Point #1: Marriage as we know it today, is not Biblical, and a far cry from the institution portrayed in the Holy Scriptures. Betty Bowers, “America’s Best Christian”, says it far more eloquently than I, so watch the video. Go on…do it. Just click on the little triangle…it won’t hurt. You’ll love it!
Well Betty pretty much nailed it with that one. So why is the church involved? It’s just like government. They want to regulate marriage so they can cash in, not to mention keep their followers in line. You’re far more likely to keep those tithes and offerings rollin’ in, if you fear eternal punishment for bailing out of your marriage. Personally, when it comes to offerings to the Lord, I prefer to give directly to God, rather than through a mere representative. Here’s what I do: I take a wad of dollar bills, throw them up in the air, and utter a brief prayer “ Lord, takest what Thy want.” Everything that falls back to earth is mine, the rest is the Lords.
Point #2: Marriage never happens at a convenient time.

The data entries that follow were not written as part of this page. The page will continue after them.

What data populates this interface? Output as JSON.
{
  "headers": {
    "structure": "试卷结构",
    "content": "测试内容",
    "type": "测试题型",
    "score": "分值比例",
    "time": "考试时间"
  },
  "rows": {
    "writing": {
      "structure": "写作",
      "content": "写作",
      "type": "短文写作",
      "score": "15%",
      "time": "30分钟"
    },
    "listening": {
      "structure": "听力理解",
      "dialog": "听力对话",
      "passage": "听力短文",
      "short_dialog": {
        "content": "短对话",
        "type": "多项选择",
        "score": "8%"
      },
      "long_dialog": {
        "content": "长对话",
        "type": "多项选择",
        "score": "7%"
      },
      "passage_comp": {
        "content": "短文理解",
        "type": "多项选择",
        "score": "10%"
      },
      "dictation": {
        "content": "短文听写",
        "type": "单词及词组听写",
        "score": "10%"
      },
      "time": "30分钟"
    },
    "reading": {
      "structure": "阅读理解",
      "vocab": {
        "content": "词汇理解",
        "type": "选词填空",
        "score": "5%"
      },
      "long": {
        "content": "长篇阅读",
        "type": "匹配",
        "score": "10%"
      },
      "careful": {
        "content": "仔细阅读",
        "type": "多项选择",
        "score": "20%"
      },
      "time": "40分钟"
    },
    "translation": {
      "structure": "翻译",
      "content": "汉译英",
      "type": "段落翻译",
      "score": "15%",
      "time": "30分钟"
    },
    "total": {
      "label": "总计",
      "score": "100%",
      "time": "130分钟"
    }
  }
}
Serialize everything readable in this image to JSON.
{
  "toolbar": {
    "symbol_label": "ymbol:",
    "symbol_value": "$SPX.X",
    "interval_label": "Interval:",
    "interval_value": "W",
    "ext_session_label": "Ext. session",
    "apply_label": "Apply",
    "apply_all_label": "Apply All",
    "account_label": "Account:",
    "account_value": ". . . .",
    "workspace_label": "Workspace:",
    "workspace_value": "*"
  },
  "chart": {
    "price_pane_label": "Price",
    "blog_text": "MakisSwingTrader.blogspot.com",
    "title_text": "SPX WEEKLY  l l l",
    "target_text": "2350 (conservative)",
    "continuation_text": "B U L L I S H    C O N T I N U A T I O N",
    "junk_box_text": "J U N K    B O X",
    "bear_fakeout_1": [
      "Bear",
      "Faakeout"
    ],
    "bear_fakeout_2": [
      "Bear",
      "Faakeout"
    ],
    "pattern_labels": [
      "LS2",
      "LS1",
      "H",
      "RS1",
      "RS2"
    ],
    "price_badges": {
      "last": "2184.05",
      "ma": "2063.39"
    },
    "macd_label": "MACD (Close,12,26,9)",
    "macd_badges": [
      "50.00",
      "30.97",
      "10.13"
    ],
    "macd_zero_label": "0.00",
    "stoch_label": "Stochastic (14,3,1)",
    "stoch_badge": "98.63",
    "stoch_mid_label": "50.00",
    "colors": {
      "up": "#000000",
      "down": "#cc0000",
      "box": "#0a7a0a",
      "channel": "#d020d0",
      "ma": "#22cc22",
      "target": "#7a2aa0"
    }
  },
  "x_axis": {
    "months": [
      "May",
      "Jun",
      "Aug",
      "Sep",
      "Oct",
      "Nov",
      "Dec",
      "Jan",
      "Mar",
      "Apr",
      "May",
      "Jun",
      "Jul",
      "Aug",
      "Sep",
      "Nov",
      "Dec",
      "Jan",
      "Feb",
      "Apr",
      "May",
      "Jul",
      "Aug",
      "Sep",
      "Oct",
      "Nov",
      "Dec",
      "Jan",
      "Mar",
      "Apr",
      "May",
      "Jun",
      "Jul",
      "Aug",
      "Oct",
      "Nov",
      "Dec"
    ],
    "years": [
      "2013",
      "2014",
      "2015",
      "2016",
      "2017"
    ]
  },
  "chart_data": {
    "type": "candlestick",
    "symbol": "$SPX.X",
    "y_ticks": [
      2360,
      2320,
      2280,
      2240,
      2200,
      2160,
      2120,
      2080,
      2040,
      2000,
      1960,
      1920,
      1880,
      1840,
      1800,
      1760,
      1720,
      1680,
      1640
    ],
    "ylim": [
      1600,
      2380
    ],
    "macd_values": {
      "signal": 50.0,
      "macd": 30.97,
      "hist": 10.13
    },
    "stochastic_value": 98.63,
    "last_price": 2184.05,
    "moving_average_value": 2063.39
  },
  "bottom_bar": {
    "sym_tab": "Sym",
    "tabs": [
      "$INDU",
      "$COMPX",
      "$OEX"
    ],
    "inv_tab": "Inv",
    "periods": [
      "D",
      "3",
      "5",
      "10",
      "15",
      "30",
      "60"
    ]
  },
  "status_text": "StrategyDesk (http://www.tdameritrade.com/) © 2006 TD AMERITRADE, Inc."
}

I got married at age 22, but I could have used it more at age 15, than I need now at age 63.
Point #3: Marriage is a loosing proposition. It’s a given fact that 50% of marriages will fail. With odds like that, it’s little more than a crap-shoot, not something you’d want to get totally invested in.
Point #4; Marriage is expensive. There’s not much in start-up costs, just a license, the cost of which ranges somewhere between what it takes to make your dog Rover legal to a Liquor license. It’s getting out of business that’s expensive. If you can’t get a good lawyer, you could loose half your assets, not to mention your ass itself.
Here’s a few truisms about marriage, one may want to consider before committing yourself to that institution:
Men want three qualities in a wife: Economist in the kitchen; artist in the home; and a devil in bed. What they get is: an artist in the kitchen; a devil at home; and an economist in bed.
Getting married is very much like going to a restaurant with friends. You order what you want, and then when you see what the others have, you wish you had ordered that.
Well it’s a good thing my wife refuses to read my blog. She thinks it’s degrading, and that I am humiliating her in front of the whole world. Wonder what my Alexa score would be if that was true??